Formwork is temporary by nature – it is designed to be removed after the concrete has hardened in place. The skill is in building it strong enough to withstand the weight and pressure of the cement, but not so strong that it can't be easily removed when its work is done.
Therefore, the process of stripping the formwork is always kept in mind even as it is being erected. Poorly made formwork that breaks due to the force of the poured concrete can cost a company in loss of materials or may even injure workers located nearby.
By contrast, if formwork is excessively robust, it will require more work to strip it and often results in the formwork being unable to be used another time – costing construction companies more again in skilled labour and materials.
For this reason, contemporary construction techniques regularly use several types of formwork, depending on the project required. These include:
- Steel formwork. Thin steel panels are fabricated, stiffened along the edges and held together with clamps, nuts or bolts, depending on the desired outcome. Steel formwork is particularly durable and useful for any project where multiple identical shapes are needed with a smooth surface.
- Timber formwork. When builders are after exposed concrete work, timber formwork is a good option. It should always be smooth surfaced where it comes into contact with the concrete. Timber is a cost-effective, easy option for a variety of shapes, sizes and weight used in smaller projects.
- Plywood formwork. Strong and lightweight, plywood is used in a similar way to timber to create more affordable and flexible formwork. The plywood sheets can be bonded with resin to form larger panels and effects.

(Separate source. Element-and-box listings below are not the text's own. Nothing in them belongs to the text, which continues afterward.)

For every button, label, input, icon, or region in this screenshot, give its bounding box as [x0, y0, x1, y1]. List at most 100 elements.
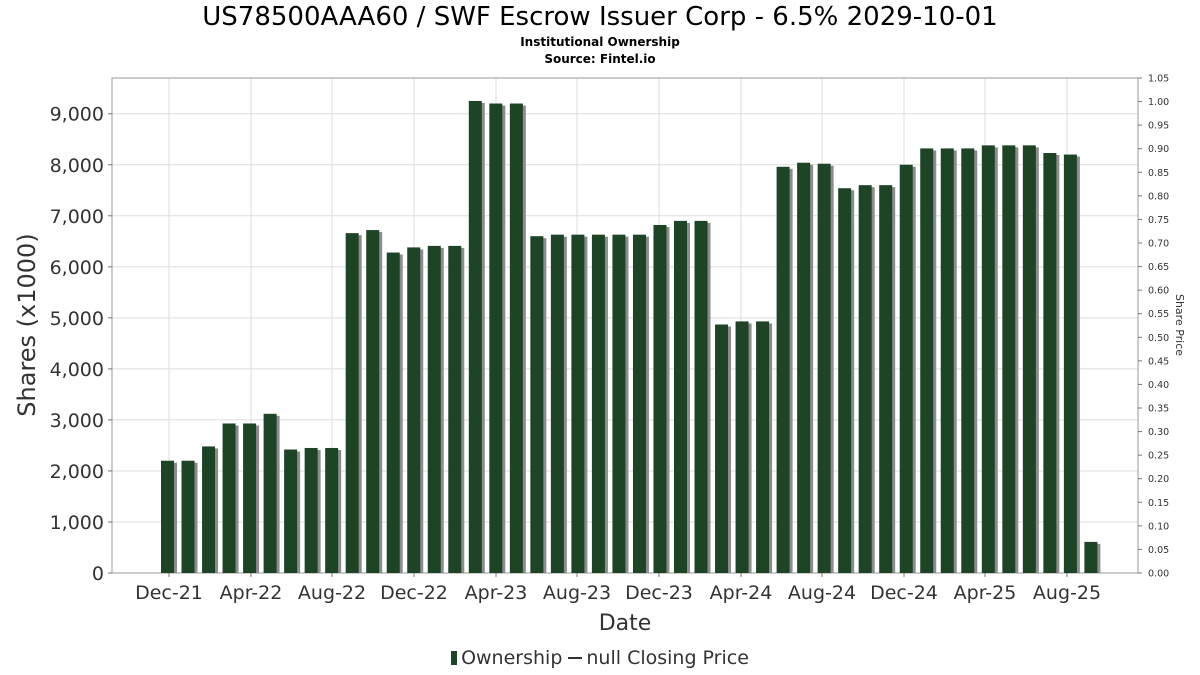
price-legend-swatch — [568, 657, 583, 659]
y2-tick-label: 0.10 — [1148, 521, 1169, 532]
x-tick-label: Dec-24 — [870, 582, 938, 604]
x-axis-label: Date — [599, 611, 652, 636]
y2-tick-label: 0.65 — [1148, 262, 1169, 273]
chart-source: Source: Fintel.io — [544, 52, 656, 66]
x-tick-label: Dec-21 — [135, 582, 203, 604]
y-tick-label: 6,000 — [50, 257, 104, 279]
legend: Ownership null Closing Price — [0, 647, 1200, 669]
ownership-bar — [981, 145, 995, 573]
y-tick-label: 3,000 — [50, 410, 104, 432]
ownership-bar — [797, 162, 811, 573]
y2-tick-label: 0.80 — [1148, 191, 1169, 202]
ownership-bar — [1063, 154, 1077, 573]
y2-tick-label: 0.75 — [1148, 215, 1169, 226]
x-tick-label: Dec-23 — [625, 582, 693, 604]
y2-tick-label: 0.15 — [1148, 498, 1169, 509]
y-tick-label: 5,000 — [50, 308, 104, 330]
y2-tick-label: 0.25 — [1148, 451, 1169, 462]
ownership-bar — [468, 100, 482, 573]
y-tick-label: 2,000 — [50, 461, 104, 483]
y2-tick-label: 0.35 — [1148, 404, 1169, 415]
ownership-bar — [386, 252, 400, 574]
x-tick-label: Apr-24 — [710, 582, 773, 604]
legend-ownership: Ownership — [461, 647, 563, 669]
ownership-bar — [735, 321, 749, 573]
y2-tick-label: 0.05 — [1148, 545, 1169, 556]
x-tick-label: Aug-23 — [543, 582, 611, 604]
ownership-bar — [879, 185, 893, 573]
ownership-bar — [817, 163, 831, 573]
ownership-bar — [838, 188, 852, 573]
y2-tick-label: 0.30 — [1148, 427, 1169, 438]
ownership-bar — [776, 166, 790, 573]
bars — [161, 100, 1101, 574]
chart-title: US78500AAA60 / SWF Escrow Issuer Corp - … — [202, 2, 998, 32]
x-tick-label: Apr-23 — [465, 582, 528, 604]
ownership-bar — [366, 230, 380, 574]
y-tick-label: 1,000 — [50, 512, 104, 534]
x-tick-label: Apr-25 — [954, 582, 1017, 604]
y2-tick-label: 1.05 — [1148, 74, 1169, 85]
ownership-bar — [325, 447, 339, 573]
ownership-bar — [612, 234, 626, 573]
ownership-bar — [202, 446, 216, 573]
ownership-bar — [632, 234, 646, 573]
y-tick-label: 0 — [92, 563, 104, 585]
chart-subtitle: Institutional Ownership — [520, 35, 680, 49]
x-tick-label: Apr-22 — [220, 582, 283, 604]
ownership-bar — [591, 234, 605, 573]
ownership-bar — [920, 148, 934, 574]
ownership-bar — [489, 103, 503, 573]
x-tick-label: Aug-25 — [1033, 582, 1101, 604]
legend-price: null Closing Price — [586, 647, 749, 669]
ownership-bar — [858, 185, 872, 573]
ownership-bar — [448, 245, 462, 573]
ownership-bar — [550, 234, 564, 573]
ownership-bar — [284, 449, 298, 573]
y2-tick-label: 0.70 — [1148, 239, 1169, 250]
y2-tick-label: 0.45 — [1148, 356, 1169, 367]
ownership-bar — [653, 224, 667, 574]
y-tick-label: 8,000 — [50, 155, 104, 177]
ownership-bar — [1084, 541, 1098, 573]
ownership-bar — [1043, 153, 1057, 574]
y2-tick-label: 1.00 — [1148, 97, 1169, 108]
ownership-bar — [694, 220, 708, 573]
ownership-bar — [899, 164, 913, 574]
ownership-bar — [427, 245, 441, 573]
axes: 0 1,000 2,000 3,000 4,000 5,000 6,000 7,000 8,00… — [50, 74, 1170, 605]
ownership-bar — [756, 321, 770, 573]
y-tick-label: 9,000 — [50, 104, 104, 126]
ownership-bar — [1002, 145, 1016, 573]
x-tick-label: Dec-22 — [380, 582, 448, 604]
ownership-bar — [243, 423, 257, 573]
y-axis-label: Shares (x1000) — [13, 233, 41, 416]
y2-tick-label: 0.50 — [1148, 333, 1169, 344]
ownership-bar — [530, 236, 544, 574]
ownership-legend-swatch — [451, 651, 458, 665]
y-tick-label: 4,000 — [50, 359, 104, 381]
y2-tick-label: 0.85 — [1148, 168, 1169, 179]
ownership-bar — [222, 423, 236, 573]
ownership-bar — [571, 234, 585, 573]
x-tick-label: Aug-24 — [788, 582, 856, 604]
x-tick-label: Aug-22 — [298, 582, 366, 604]
y2-tick-label: 0.55 — [1148, 309, 1169, 320]
ownership-bar — [940, 148, 954, 574]
ownership-bar — [345, 233, 359, 573]
ownership-bar — [961, 148, 975, 574]
ownership-bar — [509, 103, 523, 573]
ownership-bar — [181, 460, 195, 573]
y2-tick-label: 0.00 — [1148, 569, 1169, 580]
ownership-bar — [407, 247, 421, 574]
ownership-bar — [304, 447, 318, 573]
ownership-bar — [1022, 145, 1036, 573]
y2-axis-label: Share Price — [1173, 294, 1186, 356]
y-tick-label: 7,000 — [50, 206, 104, 228]
y2-tick-label: 0.40 — [1148, 380, 1169, 391]
ownership-bar — [674, 220, 687, 573]
ownership-bar — [263, 413, 277, 573]
ownership-bar — [161, 460, 174, 573]
y2-tick-label: 0.95 — [1148, 121, 1169, 132]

- Aluminium formwork. A lighter formwork version than steel, aluminium formwork is more flexible and easier to handle yet durable enough to use repeatedly in a more massive project. It is an economical alternative to steel formwork.
- Fabric formwork. New architectural techniques have championed the use of fabric formwork to create irregular, more complex shapes that are still structurally sound. When filled with poured concrete you get the kind of effect seen in the work of Frank Gehry's Guggenheim Museum in Bilbao, Spain. This exciting new technology makes it possible to produce concrete forms of any contour.
- Plastic formwork. Versatile plastic formwork is a modular, interlocking and lightweight system that can be reused over a hundred times. It is an excellent option for simple structures and is often used to cut costs and time when building housing estates, where there are multiple buildings of the same proportions.